I used a buffered channel, so there will be 9 data in a buffered channel when the receiver takes only the first one. My questions are:
Is it OK to leave a buffered channel with data open when there is no receiver? The following example code is a simplied one but if the program is a daemon, will it be garbage-collected eventually?
Are there better ways to handle such situation? I tried to use the cancellation channel but failed. And I'm not sure context
fits for this situation.
Example code:
package main
import (
"errors"
"fmt"
"math/rand"
"time"
)
func main() {
rand.Seed(time.Now().UnixNano())
i, err := getRandomInt()
if err != nil {
fmt.Println(err)
} else {
fmt.Println(i)
}
fmt.Println("Waiting goroutines to be finished...")
time.Sleep(2 * time.Second)
}
func getRandomInt() (int, error) {
ch := make(chan int, 10)
// 10 senders
for i := 0; i < 10; i++ {
go func(i int) {
defer fmt.Printf("Goroutine #%d finished\n", i)
fmt.Printf("Goroutine #%d started\n", i)
data := heavyJob()
ch <- data
fmt.Printf("Goroutine #%d sent data %d to ch\n", i, data)
return
}(i)
}
// 1 receiver
timeout := time.After(2000 * time.Millisecond)
for {
select {
case value := <-ch:
// uses only the value received first, the rest are discarded
return value, nil
case <-timeout:
return -1, errors.New("Timeout")
}
}
}
// takes 1900~2900ms to finish
func heavyJob() int {
r := rand.Intn(1000)
time.Sleep(time.Duration(r+1900) * time.Millisecond)
return r
}
To answer the main questions:
Essentially you are creating an implicit coupling between the number of workers and the size of the buffered channel. Change one of those two numbers, and something will deadlock / break! (as a side note, buffered channels are usually for the case when the consumer and producers work at the same rate, but one does not have a steady output. It's spiky, the buffer smooths out the peaks and troughs.)

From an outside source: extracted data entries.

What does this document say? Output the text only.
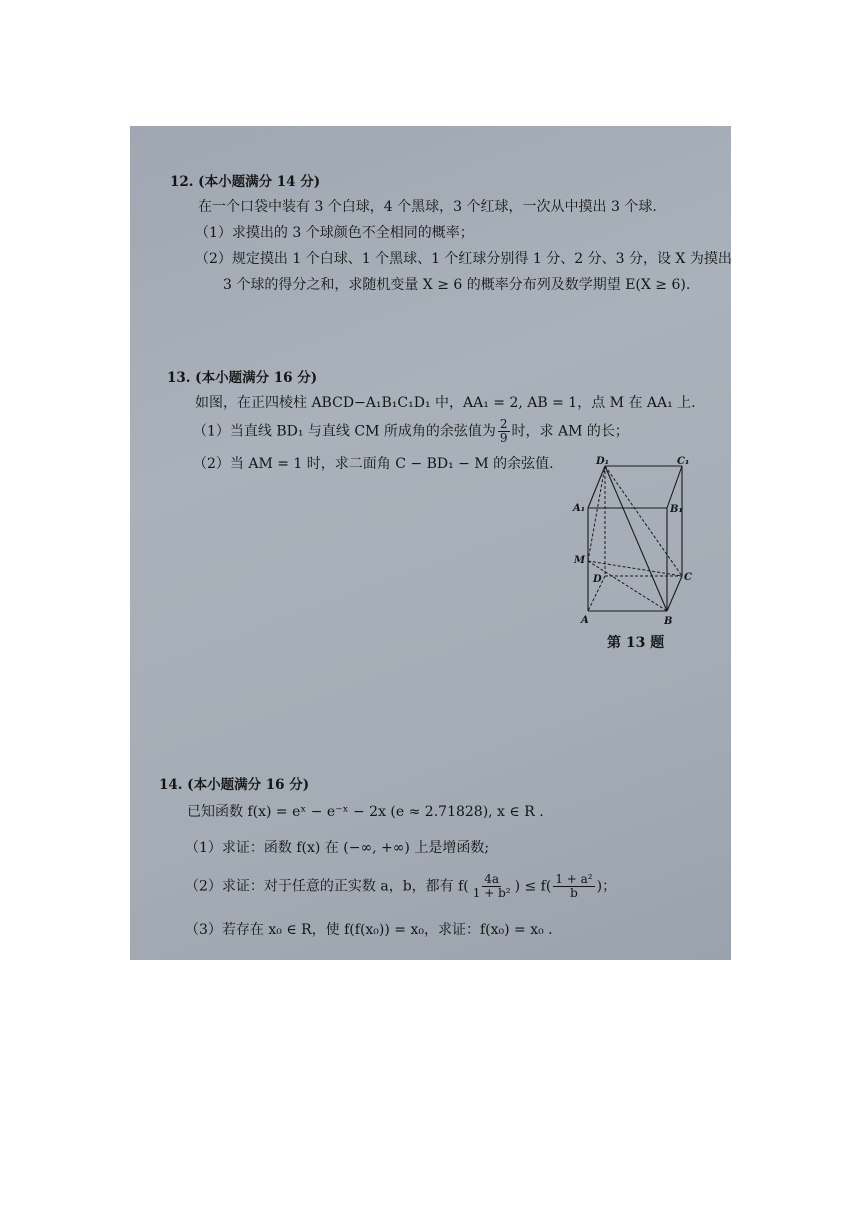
12. (本小题满分 14 分)
在一个口袋中装有 3 个白球，4 个黑球，3 个红球，一次从中摸出 3 个球.
（1）求摸出的 3 个球颜色不全相同的概率；
（2）规定摸出 1 个白球、1 个黑球、1 个红球分别得 1 分、2 分、3 分，设 X 为摸出
3 个球的得分之和，求随机变量 X ≥ 6 的概率分布列及数学期望 E(X ≥ 6).
13. (本小题满分 16 分)
如图，在正四棱柱 ABCD−A₁B₁C₁D₁ 中，AA₁ = 2, AB = 1，点 M 在 AA₁ 上.
（1）当直线 BD₁ 与直线 CM 所成角的余弦值为 $\frac{2}{9}$ 时，求 AM 的长；
（2）当 AM = 1 时，求二面角 C − BD₁ − M 的余弦值.	D₁	C₁
A₁	B₁
M
D	C
A	B
第 13 题
14. (本小题满分 16 分)
已知函数 f(x) = eˣ − e⁻ˣ − 2x (e ≈ 2.71828), x ∈ R .
（1）求证：函数 f(x) 在 (−∞, +∞) 上是增函数;
（2）求证：对于任意的正实数 a，b，都有 $f( \frac{4a}{\text{1 + b²}}$ ) ≤ $f( \frac{\text{1 + a²}}{b}$ )；
（3）若存在 x₀ ∈ R，使 f(f(x₀)) = x₀，求证：f(x₀) = x₀ .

With this in mind, I suggest it would be better to be explicit about managing the fact that you do not want all the values.
Here is an updated version of the getRandomInt() function. Note the setup of context cancellations using defer at the top, and the use of the select statement on send.

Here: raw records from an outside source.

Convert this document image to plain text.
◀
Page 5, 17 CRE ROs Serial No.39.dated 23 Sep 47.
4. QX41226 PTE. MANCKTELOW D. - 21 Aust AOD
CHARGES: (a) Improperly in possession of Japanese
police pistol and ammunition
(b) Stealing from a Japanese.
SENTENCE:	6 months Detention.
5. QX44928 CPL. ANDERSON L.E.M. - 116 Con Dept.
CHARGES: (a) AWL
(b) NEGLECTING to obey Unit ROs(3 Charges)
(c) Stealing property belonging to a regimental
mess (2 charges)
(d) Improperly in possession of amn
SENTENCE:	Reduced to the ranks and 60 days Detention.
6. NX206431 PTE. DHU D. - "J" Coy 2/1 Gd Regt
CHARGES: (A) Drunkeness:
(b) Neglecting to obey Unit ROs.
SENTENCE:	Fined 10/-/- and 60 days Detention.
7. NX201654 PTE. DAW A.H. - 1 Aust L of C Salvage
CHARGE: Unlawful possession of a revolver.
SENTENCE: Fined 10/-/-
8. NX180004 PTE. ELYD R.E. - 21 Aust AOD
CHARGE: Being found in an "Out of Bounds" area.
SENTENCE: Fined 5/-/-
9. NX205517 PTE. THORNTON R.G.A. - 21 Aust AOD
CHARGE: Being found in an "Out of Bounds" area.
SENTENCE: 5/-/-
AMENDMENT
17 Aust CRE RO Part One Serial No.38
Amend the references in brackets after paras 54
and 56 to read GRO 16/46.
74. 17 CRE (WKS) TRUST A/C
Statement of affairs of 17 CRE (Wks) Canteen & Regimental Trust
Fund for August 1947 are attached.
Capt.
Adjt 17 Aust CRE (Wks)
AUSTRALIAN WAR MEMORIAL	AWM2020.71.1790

func getRandomInt() (int, error) {
ctx := context.Background() // creates a fresh, empty context
ctx, cancel := context.WithCancel(ctx)
defer cancel() // cancels the context when getRandomInt() returns
ch := make(chan int)
// 10 senders
for i := 0; i < 10; i++ {
go func(i int) {
defer fmt.Printf("Goroutine #%d finished\n", i)
fmt.Printf("Goroutine #%d started\n", i)
data := heavyJob()
// this select statement wil block until either this goroutine
// is the first to send, or the context is cancelled. In which case
// another routine has already sent and it can discard it's values.
select {
case ch <- data:
fmt.Printf("Goroutine #%d sent data %d to ch\n", i, data)
case <-ctx.Done():
fmt.Printf("Goroutine #%d did not send, context is cancelled, would have sent data %d to ch\n", i, data)
}
}(i)
}
// 1 receiver
timeout := time.After(2000 * time.Millisecond)
select {
case value := <-ch:
// uses only the value received first, the rest are discarded
return value, nil
case <-timeout:
return -1, errors.New("Timeout")
}
}
Setting up the context with a cancellation means that the context becomes "Done" once the cancel()
function is called. This is a way to tell all the sender goroutines not to bother waiting to send.
On sending, the select statement blocks until either the context has been cancelled by the cancel()
function; or the receiver method reads the first value.
I've also removed the buffering from the channel, as there's no need for it anymore.